The Allahabad Bench of the Customs, Excise and Service Tax Appellate Tribunal ( CESTAT ) upheld the demand recovery of 5 years in the matter regarding interest on wrongly taken cenvat credit.
The appellant is registered with the Central Excise and engaged in the manufacture of Parts of Vehicles, Parts of Air Conditioners, etc. falling under Chapter Sub-hearing No.8714990 & 8714900, 8415900, 85229000 of first schedule to Central Excise Tariff Act. 1985. They are also availing the benefit of Cenvat credit as provided in the law. During the course of scrutiny of the ER-1 returns anomalies in the closing and opening balance in the abstract of Cenvat Credit Account were noticed.
The explanation given by the appellant was not acceptable and the data regarding amount of Cenvat credit in balance credit availed/taken during the month, utilized and the closing balance given in the ER-1 returns is always based on the factual data. If it was an error, as stated by the appellant the correction would have been made in the subsequent month but in the instant case appellant continued to retain the said inadmissible credit of Rs.6.40 crores during the period from December 2009 to June, 2010 as evident from the ER-1 returns filed for the relevant period. Show cause notice dated 19.09.2011 was issued to the appellant.
The counsel for the appellant submitted that credit before the utilization is in the existent of government hence there is no revenue loss to the government. Accordingly, the demand for interest of such excess credit cannot be sustained.
It is a settled law that interest is a statutory/ contractual liability for the wrongly taken credit or is equivalent to the time value of the money/credit. It is an absolute liability as has been held by the courts in the various decisions for the same no person could claim the benefit and claim that interest as provided by the statute could not have been recovered as has been held the same is barred by limitation.
A Two-Member Bench of PK Choudhary, Judicial Member and Sanjiv Srivastava, Technical Member observed that “It was for the appellant to have paid the interest along with the reversal of the excess credit taken. It is also observed that during the period of dispute section 11A did not provided, for recovery of interest and hence was not applicable.

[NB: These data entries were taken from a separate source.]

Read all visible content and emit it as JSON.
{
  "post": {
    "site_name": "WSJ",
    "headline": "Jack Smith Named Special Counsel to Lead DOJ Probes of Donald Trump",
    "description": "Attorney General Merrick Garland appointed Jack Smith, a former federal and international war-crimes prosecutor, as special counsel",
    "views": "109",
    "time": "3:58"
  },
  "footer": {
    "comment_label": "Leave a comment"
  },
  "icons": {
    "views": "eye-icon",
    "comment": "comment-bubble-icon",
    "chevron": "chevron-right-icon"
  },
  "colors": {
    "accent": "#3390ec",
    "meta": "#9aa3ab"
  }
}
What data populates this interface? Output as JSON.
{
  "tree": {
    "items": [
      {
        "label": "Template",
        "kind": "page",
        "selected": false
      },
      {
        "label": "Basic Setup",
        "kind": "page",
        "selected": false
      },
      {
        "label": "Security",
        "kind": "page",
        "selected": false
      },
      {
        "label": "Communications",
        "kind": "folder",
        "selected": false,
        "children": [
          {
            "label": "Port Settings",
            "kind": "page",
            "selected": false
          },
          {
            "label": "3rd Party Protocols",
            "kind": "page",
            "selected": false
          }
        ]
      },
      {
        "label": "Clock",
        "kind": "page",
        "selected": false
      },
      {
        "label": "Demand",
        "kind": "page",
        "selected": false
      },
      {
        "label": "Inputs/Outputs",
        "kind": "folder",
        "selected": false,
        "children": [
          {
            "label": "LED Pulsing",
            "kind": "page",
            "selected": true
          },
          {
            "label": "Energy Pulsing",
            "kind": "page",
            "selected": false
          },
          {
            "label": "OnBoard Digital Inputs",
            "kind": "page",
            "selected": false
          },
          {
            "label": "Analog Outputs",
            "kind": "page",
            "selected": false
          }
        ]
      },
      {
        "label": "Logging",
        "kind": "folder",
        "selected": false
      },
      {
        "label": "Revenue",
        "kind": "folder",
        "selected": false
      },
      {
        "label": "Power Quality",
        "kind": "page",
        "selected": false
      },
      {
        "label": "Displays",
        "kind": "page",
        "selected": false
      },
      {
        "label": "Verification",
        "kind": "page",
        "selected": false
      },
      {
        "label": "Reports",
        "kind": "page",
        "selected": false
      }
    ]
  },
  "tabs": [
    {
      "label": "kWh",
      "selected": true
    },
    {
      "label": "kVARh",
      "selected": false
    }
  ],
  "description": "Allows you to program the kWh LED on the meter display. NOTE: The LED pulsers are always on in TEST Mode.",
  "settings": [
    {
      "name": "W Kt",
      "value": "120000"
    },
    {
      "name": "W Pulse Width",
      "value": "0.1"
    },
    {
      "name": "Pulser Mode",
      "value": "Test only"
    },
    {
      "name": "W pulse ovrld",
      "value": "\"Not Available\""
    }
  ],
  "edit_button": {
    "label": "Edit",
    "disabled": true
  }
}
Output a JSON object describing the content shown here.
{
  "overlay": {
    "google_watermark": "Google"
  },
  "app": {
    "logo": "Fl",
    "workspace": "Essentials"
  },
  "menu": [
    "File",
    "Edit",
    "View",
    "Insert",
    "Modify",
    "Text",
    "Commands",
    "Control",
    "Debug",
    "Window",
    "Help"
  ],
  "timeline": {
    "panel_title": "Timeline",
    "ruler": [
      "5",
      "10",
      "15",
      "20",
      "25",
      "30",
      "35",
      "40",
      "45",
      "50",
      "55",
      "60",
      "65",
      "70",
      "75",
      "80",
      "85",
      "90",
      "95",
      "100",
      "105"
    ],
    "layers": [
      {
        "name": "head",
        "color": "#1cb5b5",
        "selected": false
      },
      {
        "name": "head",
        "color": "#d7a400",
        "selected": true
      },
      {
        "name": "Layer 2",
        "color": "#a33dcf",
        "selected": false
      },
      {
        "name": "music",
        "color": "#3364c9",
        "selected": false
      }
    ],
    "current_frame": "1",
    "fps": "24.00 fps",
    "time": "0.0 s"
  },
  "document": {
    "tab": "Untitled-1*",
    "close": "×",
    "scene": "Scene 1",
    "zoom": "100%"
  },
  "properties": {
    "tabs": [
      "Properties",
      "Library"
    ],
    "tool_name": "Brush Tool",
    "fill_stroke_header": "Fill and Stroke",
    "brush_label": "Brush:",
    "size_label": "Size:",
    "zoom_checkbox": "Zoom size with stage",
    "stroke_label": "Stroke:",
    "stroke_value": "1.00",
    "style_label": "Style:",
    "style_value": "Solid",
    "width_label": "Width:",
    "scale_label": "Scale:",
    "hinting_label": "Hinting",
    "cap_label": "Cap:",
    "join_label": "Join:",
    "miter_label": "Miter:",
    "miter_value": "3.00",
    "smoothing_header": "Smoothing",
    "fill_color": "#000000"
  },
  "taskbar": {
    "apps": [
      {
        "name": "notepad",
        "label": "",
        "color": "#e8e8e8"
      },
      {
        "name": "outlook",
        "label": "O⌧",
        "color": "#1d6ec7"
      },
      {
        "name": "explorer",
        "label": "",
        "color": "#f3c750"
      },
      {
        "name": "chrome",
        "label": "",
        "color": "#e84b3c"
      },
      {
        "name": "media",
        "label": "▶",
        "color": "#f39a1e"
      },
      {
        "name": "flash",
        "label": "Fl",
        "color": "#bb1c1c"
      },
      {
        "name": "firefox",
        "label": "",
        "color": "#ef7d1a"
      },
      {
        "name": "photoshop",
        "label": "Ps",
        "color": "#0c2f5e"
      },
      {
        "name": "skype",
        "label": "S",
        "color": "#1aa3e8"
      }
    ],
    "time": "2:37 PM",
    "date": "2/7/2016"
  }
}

The recovery of interest was made in terms of Section 11AB/ 11AA which did not provided for any limitation.”
“As we have upheld the demand made within the period of five years for recovery, we do not find any merits in the submissions made for not imposition of the penalties imposed under Rule 15, in view of the decision of the Apex Court in the case of Rajasthan Spinning and Weaving Mills Ltd” the Bench noted.